The effort puts them against industry giants like AMD and Intel who already make up the majority of server processors used today. A similar concept is also being made like other chip producers, such as Qualcomm and Marvell, who are keen to pivot their knowledge of mobile chip design towards server usage.
So far, the project has caught the attention of major server vendor Dell, who among with a number of other investors has put $53 million in funding into the startup. Dell is a major customer of Intel, so investing in potential alternatives offering power savings could be worth investigating, but the company advised it could not comment on whether Dell would use Nuvia's chips in its servers.
Comments
Samsung and Nvidia wound things down a few years ago in the ARM server space but new players have stepped in and it looks like the idea could take things up a notch again.
My guess is that Nuvia will use ARM based silicon but try to sell it to existing players instead of creating an in-house server solution. That would be biting off more than they could chew. Having Dell financing part of the initial round also points in that direction.
Taishan/Kunpeng setups and other systems are already using ARM based SoCs and hoping they will get a foothold in this space.
Whether Nuvia is ARM based or not, it should still lead to a product that serves the same goals if financing is solid.
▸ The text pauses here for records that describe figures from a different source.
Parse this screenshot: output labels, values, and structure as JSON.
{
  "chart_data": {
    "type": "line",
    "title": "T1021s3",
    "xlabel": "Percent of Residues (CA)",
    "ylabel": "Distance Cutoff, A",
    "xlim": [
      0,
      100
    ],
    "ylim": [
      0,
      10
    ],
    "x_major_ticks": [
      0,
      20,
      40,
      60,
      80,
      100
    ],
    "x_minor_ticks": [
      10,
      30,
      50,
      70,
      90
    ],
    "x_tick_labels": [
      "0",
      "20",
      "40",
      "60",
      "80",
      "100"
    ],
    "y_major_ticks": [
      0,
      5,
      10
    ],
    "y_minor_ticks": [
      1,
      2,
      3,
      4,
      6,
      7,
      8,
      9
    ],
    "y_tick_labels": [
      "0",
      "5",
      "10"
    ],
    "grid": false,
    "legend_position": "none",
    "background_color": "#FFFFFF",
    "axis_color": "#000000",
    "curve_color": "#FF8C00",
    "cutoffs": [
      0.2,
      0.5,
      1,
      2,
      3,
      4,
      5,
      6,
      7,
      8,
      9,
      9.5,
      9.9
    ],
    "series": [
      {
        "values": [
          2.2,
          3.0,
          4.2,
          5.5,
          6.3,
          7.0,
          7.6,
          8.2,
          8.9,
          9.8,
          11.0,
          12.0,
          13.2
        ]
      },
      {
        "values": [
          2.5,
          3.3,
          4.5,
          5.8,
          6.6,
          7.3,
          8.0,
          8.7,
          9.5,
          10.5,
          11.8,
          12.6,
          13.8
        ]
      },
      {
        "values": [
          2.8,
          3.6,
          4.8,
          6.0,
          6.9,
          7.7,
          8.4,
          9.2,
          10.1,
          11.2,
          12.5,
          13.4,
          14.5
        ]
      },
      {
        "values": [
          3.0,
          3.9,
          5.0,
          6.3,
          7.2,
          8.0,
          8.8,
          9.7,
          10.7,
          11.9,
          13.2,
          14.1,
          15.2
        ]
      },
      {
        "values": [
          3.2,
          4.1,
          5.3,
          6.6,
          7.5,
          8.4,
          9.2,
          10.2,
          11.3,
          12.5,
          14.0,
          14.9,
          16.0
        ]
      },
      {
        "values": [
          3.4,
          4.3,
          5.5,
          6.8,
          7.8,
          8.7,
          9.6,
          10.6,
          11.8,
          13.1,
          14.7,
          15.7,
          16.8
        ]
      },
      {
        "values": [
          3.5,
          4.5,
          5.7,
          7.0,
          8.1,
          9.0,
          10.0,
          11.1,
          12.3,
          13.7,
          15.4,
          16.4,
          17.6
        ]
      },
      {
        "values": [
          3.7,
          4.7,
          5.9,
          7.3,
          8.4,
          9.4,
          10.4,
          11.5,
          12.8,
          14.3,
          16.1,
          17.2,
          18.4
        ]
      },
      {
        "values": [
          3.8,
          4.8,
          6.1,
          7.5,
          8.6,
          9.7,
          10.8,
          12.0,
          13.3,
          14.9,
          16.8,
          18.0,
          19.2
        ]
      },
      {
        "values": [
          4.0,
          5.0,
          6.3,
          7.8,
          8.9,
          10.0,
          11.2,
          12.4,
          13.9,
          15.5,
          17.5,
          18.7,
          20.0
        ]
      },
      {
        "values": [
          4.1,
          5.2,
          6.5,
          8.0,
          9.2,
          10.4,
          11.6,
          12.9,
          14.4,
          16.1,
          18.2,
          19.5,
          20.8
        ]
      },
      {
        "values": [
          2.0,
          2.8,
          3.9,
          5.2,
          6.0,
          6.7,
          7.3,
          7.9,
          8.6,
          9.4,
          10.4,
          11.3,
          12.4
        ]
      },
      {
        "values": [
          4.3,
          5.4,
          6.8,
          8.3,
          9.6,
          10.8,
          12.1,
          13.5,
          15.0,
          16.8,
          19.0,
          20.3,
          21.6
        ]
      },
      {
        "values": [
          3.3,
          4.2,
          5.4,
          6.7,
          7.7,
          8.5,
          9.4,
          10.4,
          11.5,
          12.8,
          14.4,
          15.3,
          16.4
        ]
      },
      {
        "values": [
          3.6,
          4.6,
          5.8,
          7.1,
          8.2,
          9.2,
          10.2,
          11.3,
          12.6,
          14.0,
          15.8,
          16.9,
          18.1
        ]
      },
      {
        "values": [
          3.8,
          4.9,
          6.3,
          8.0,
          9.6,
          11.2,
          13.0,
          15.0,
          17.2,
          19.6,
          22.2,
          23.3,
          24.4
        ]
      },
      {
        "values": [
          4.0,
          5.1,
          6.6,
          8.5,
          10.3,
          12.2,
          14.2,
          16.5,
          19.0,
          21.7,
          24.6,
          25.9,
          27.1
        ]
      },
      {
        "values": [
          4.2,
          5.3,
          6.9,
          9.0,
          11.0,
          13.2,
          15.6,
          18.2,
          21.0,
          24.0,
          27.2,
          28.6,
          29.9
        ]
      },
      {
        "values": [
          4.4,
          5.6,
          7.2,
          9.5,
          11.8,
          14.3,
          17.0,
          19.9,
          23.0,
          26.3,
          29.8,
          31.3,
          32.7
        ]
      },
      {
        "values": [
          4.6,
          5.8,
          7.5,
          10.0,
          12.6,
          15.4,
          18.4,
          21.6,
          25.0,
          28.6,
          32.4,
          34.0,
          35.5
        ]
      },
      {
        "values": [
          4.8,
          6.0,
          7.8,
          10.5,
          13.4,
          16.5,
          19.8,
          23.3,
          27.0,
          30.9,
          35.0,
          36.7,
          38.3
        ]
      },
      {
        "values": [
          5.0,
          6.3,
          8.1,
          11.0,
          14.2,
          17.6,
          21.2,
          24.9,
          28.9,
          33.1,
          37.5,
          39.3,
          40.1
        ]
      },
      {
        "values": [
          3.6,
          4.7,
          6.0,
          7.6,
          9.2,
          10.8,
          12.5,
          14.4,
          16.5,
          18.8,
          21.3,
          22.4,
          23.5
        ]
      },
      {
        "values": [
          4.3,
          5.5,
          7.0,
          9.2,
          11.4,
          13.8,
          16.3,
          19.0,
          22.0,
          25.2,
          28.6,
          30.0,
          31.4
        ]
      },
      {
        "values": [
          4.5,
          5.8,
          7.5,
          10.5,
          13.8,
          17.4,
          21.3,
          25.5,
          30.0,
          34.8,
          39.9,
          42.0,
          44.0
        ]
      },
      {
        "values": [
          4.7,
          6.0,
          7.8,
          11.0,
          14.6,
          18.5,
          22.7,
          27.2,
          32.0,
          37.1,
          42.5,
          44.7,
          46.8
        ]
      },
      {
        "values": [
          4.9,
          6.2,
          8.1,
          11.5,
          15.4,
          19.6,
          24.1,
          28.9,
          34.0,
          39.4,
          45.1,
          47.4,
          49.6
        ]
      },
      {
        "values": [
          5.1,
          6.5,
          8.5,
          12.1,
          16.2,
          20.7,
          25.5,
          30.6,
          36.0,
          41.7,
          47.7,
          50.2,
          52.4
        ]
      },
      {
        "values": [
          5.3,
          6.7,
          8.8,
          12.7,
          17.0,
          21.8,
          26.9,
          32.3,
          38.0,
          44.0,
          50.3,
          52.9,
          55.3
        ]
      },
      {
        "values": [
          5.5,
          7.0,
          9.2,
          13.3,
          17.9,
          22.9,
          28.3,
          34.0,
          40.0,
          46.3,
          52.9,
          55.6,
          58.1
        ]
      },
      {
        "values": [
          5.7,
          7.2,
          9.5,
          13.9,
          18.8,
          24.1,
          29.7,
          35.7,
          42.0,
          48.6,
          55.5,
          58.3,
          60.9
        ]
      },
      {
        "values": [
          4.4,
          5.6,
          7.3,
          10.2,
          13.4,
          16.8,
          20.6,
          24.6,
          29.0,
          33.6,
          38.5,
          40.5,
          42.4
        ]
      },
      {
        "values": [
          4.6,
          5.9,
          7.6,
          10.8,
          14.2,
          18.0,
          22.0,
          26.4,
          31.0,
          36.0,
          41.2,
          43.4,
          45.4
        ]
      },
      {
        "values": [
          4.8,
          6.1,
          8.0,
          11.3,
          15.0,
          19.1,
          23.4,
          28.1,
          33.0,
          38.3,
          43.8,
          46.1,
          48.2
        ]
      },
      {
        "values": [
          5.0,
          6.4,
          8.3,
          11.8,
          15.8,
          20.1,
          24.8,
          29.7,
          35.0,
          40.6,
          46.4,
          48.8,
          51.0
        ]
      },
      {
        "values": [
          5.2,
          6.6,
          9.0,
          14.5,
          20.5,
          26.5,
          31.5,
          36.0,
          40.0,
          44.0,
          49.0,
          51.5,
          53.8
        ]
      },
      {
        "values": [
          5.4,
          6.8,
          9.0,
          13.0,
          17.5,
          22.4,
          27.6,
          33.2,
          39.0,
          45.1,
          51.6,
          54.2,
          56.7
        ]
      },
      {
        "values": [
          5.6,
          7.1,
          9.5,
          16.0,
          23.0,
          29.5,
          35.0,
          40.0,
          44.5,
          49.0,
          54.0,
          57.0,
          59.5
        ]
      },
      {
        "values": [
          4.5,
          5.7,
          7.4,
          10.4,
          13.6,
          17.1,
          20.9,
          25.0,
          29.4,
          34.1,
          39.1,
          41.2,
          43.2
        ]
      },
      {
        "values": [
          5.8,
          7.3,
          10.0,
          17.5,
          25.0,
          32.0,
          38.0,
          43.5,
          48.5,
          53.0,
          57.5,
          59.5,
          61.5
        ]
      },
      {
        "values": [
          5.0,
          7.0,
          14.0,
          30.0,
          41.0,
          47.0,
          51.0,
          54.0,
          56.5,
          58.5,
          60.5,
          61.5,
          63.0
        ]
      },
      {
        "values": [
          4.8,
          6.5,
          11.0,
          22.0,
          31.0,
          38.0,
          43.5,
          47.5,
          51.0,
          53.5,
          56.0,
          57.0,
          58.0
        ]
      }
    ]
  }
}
Jim Keller obviously has been successful at moving to different companies and being successful, but even he would find it really hard to start from ground zero. If there was a person who could provide a good competitive chip product from ground zero, it’s him, but that’s like 25% of the business, whatever low number. There’s a huge skill to navigating the business side of things and there isn’t a magic bullet. It seems only the rare individual with the right personality trait like a Jobs or a Musk can do it, and they are [not] successful all the time.
These people can’t simply build an awesome server solution and buyers will come. They need to produce it on time, actively sell it, lock in big customers, continuous increment their product, and navigate a business field full of bombs.
Edit: I always forget my nots.
I suppose they can build a merchant support infrastructure for their own data centers, but you begin to see that it is a 10 year time line this way, and they say no to being a merchant ARM provider every time when they see this.
For their Macs, if it transitions to ARM, I’m still conflicted on whether they’ll go the AMD MCM route or the Intel monolithic route, though everyone is going MCM these days so perhaps moot. It seems they have no problems adding cores, be CPU or GPU or even memory channels, to their iPhone cores for iPad A-X style packages, and they only sell about 10m of those per year. If they are comfortable with that, I don’t see why they wouldn’t just add more cores, more memory channels and PCIe 4 for Macs, in a single monolithic chip and save themselves the integration work.